The Occupy movement says big money and corporate power can’t be trusted to run the world anymore. Capitalism, if it ever was a noble beast, has devolved to a rigged game of elite cronyism, manipulation and greed. We’re seeing examples of that in the way so many companies and consultants are gaming government innovation funding now.

Occupy supporters say the metrics used by the financial elite to pick winners and losers ignore everything but money. Aren’t those the same metrics used in the innovation funding game?

And Occupy says if corporations are indeed people, as recognized by the courts, then too many of them are psychopaths. Well, how many fat cats just take government money to pad their bottom line and run without a second thought?

While many old-school business people may sympathize with these Occupy issues, they are fearful that speaking out could cast them as socialists or threaten their jobs. Or jeopardize funding for their startups.

Others, though, are not so fearful of speaking truth to power. Their businesses are being built on ecosystems of social networking. They are broadly supported and connected – constantly sharing not only the cold information of transactions but also their feelings about how the world could become a better place. Being in touch with so many kindred spirits, they are not so easily divided and conquered.

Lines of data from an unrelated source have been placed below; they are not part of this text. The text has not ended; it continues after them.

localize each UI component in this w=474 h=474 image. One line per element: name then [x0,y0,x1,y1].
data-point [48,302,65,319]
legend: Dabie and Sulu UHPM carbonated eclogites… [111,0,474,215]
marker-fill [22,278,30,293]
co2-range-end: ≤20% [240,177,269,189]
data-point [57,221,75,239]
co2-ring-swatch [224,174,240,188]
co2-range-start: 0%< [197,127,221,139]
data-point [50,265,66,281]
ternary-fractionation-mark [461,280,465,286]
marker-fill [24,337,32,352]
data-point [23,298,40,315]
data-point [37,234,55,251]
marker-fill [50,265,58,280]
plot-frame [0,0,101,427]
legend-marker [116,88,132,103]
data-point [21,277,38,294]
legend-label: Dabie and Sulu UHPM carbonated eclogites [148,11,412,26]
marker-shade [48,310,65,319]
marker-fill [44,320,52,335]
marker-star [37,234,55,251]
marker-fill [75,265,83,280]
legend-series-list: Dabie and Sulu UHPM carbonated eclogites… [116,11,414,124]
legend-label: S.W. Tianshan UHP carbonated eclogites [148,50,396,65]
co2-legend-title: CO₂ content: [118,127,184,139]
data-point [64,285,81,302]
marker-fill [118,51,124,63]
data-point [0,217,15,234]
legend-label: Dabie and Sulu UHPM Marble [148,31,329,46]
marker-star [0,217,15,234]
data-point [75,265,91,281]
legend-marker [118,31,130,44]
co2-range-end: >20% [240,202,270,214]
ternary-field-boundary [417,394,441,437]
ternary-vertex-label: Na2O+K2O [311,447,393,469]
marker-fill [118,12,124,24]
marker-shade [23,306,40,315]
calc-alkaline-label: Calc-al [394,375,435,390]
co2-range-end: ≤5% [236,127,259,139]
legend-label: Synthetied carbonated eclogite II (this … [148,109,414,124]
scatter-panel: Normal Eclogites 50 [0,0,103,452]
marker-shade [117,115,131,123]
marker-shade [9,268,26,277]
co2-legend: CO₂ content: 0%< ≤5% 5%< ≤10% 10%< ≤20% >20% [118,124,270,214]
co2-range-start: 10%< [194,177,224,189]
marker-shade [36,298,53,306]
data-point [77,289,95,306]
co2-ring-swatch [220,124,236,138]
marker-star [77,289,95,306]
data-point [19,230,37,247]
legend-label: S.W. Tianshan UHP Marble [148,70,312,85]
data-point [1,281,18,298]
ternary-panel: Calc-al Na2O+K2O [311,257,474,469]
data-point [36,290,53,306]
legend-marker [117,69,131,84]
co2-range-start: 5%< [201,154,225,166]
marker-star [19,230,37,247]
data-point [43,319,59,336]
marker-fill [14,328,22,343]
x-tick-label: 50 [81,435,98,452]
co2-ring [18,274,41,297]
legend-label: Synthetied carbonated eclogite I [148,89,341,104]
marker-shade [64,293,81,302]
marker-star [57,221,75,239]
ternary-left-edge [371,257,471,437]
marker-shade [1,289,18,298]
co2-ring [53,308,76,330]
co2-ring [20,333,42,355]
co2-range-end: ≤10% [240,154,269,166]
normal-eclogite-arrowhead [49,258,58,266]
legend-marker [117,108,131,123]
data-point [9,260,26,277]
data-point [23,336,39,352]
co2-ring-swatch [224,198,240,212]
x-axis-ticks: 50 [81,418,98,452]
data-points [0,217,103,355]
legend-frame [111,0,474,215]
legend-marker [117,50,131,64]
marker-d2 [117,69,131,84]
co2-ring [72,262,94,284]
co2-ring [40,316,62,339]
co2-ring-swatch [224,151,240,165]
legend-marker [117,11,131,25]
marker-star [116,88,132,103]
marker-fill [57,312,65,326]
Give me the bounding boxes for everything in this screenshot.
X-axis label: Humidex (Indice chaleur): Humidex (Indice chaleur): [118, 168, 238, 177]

So, here’s the thing: Plans for the future of innovation funding in Canada are being made now. These plans call for more or less of the same old same old. No one discussing these plans is connecting the dots to issues raised by Occupy. If you are a socially-networked business person and you sympathize even a little with the Occupy movement, then you have the power and the opportunity right now to influence Canada’s approach to business innovation.

A tweet by Umair Haque (@umairh) got me thinking about the psychology and sociology of greed. Mr. Haque is a blogger on the Harvard Business Review and author of The New Capitalist Manifesto: Building a Disruptively Better Business. His tweet was a disgusted response to an article in Rolling Stone magazine, The Real Housewives of Wall Street. The article points to increasing brazenness of Wall Street bankers as they skim off billions of dollars from U.S. federal bail out money. The appalling injustice can be summed up in the author’s description of the bail out program: "giving already stinking rich people gobs of money for no fucking reason at all."

Haque’s tweet asked, “Can someone please explain why Americans don't do anything about it?”

One response in particular hit a nerve: “A lot of people say "well, heck, in their position, I'd do the same."

Friday, 22 October 2010 11:47

Response to libertarian ideologues

Trying to understand alternative visions for government innovation, I was browsing through the blog at mises.org, a libertarian-oriented web site. I was inspired to respond to one post that took issue with Canada.

Ideological polarization, I would say, has been less prevalent in Canada than in the States. Yes, perhaps we're complacent about large benign government but, measured by many international metrics of personal well-being, Canadians can see that we're doing better than most, including Americans. And we take some pride in the fact that we have worked together, largely through government, to accomplish that.

Obviously, there's room for quibbling since many of our blessings come from natural resources and a giant protector and customer to the south. But the point is the giant is not invincible and now we are confronted with formidable, new natural and human challenges. Dismantling government, unions and other vehicles for cooperation in the face of those challenges just seems like naive and ineffective ideology. 

The really disappointing thing I'm seeing in our current Conservative government is its willingness to arbitrarily abuse its power as if to say "See, this is why government is so bad." Just to make an ideological point. Meanwhile, fearful citizens watching Rome burn with climate change, pollution and global competition, are urged to take sides and dehumanize the enemy. 

As a recovering socialist, I'm inclined to agree that government is not a panacea. But, if we're going to abandon it, I certainly want to replace it with something more effective and inspiring than "every man for himself." Sadly, though, instead of looking forward and nurturing new forms of government, businesses and social welfare, people withdraw into comfortable old ways of thinking: it`s either monolithic socialism or a dog-eat-dog free for all. 

New technologies and ideas in systems thinking (and spirituality) are providing hope for the idea that our individual happiness and success will be in moving forward, not back. 

I suspect, though, that reasonable people will not change their comfortable "us vs them" thinking until the global shit hits the fan. And then it will be too late. Our only hope is with unreasonable people who have the imagination, passion and courage to advocate new ways of thinking and working together.